Category Theory
Zulip Server
Archive

You're reading the public-facing archive of the Category Theory Zulip server.
To join the server you need an invite. Anybody can get an invite by contacting Matteo Capucci at name dot surname at gmail dot com.
For all things related to this archive refer to the same person.

Stream: theory: categorical probability

Topic: generalizing mutual information

Gurkenglas (Nov 19 2021 at 22:58):

I want to dissect a neural network into a hierarchy of modules to understand one module without having understood the others. My proxy for whether I can is to ask how well I can predict one module's reaction to an input from another's: Mutual information.

I model a neural network as a differentiable function between an input vector space and an activation vector space of all real numbers calculated anywhere in the network. I call each real-number slot a neuron. An input distribution induces an activation distribution, and for every module (set of neurons) we get a marginal distribution.

For tractability I replace the input distribution with a normal distribution of negligible variance around an input. Then the covariance matrix of the activation distribution is just the jacobian times its transpose, and the mutual information between two modules is pretty much the determinant of one block times the determinant of the other block divided by the determinant of their union.

Averaging the mutual information between two modules around each training input is almost the mutual information conditioned on the input, but not quite - since the input determines all other numbers, conditioning on the input makes everything trivial. What am I looking at?

The mutual information I get between modules takes values like 2 bits, 3.5 bits, 5 bits, infinity bits: Sometimes one degree of freedom, one number is shared between the modules. That sounds wrong and like I'm failing to account for some structure. How might one generalize mutual information to other categories than Set? One could just hackily add a noise vector onto every activation vector, which sounds like it might add some topological structure, but perhaps we should be respecting everything from the shape of a picture tensor to the causal dependency graph between neurons.

I suspect that counting the degrees of freedom shared between two modules, that is, the rank of the one block plus the rank of the other block minus the rank of their union, is what mutual information becomes in some other category.

Gurkenglas (Nov 20 2021 at 15:56):

Oh, the "mutual information between modules conditional on the input" is in fact mutual information between modules conditional on the input plus a negligible noise vector, neat. That does seem to make the hack less hacky. Still, can category theory help?

Morgan Rogers (he/him) (Nov 21 2021 at 09:36):

Gurkenglas said:

How might one generalize mutual information to other categories than Set?

What do you mean by this comment? Mutual information is defined over some category of random variables and measure spaces; these might be formally built over a Set-theoretic foundation, but it's unclear that this is a quantity associated particularly associated with Set.

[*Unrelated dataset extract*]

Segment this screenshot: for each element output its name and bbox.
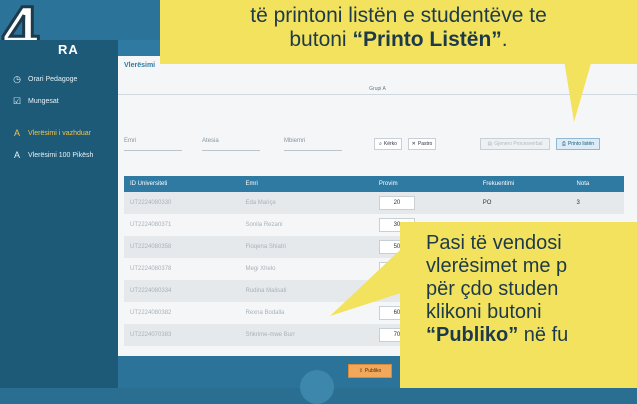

Morgan Rogers (he/him) (Nov 21 2021 at 09:44):

Certainly you can formulate this categorically, or at least order-theoretically. You have a lattice (or category, but let's stick to lattice for now) of modules, and a quantity defined on pairs of elements in that lattice. You have ways of combining such lattices, both compositionally and substitutionally. This feels like an operad-y situation, so hopefully someone well-versed in those can give you some insight.
Your questions become "how do substitution and composition interact with my quantity (mutual information)", and these will be clarified by working out how the composition and substitution structures behave.

Gurkenglas (Dec 05 2021 at 15:37):

Has anyone yet done https://ncatlab.org/johnbaez/show/Entropy+as+a+functor for relative entropy so that it might generalize beyond the finite case, as laid out in 2. in https://golem.ph.utexas.edu/category/2011/05/categorytheoretic_characteriza.html#c037762 ?

Nathaniel Virgo (Dec 06 2021 at 04:46):

There is Baez and Fritz (2014) - A Bayesian Characterisation of Relative Entropy, which I think is a similar but different construction - it could be what you're looking for.

Tobias Fritz (Dec 06 2021 at 05:01):

And concerning "beyond the finite case", there's A categorical characterization of relative entropy on standard Borel spaces by Gagné and Panangaden, who extended our characterization to standard Borel spaces. I'm still amazed by them having managed to do that!

Gurkenglas (Dec 24 2021 at 23:01):

Nice! Have Gagné/Panangaden or others considered transporting the machinery from section 6.4 (Aggregating predictions from many forecasters) to inform aggregation of utilities? For that is also a setting where the usual averaging isn't really appropriate and it seems to be just across the gap between observation and control.

Tobias Fritz (Dec 25 2021 at 18:19):

Not that I know of. But others may know of things that I don't know of!

Gurkenglas (Jan 10 2022 at 16:54):

Tobias Fritz said:

A categorical characterization of relative entropy on standard Borel spaces

A coherent pair is just a split idempotent on a free Γ-algebra (except that this forgets the equipped measure, which could be reequipped with a morphism from the algebra Γ1->1).
Convex linearity means that the rectangle on the right commutes: http://sketchtoy.com/70390288
Relative entropy feels like it will be a 2-cell in the triangle with e and twice l.
Thoughts? Suggestions? Arcane prophecies?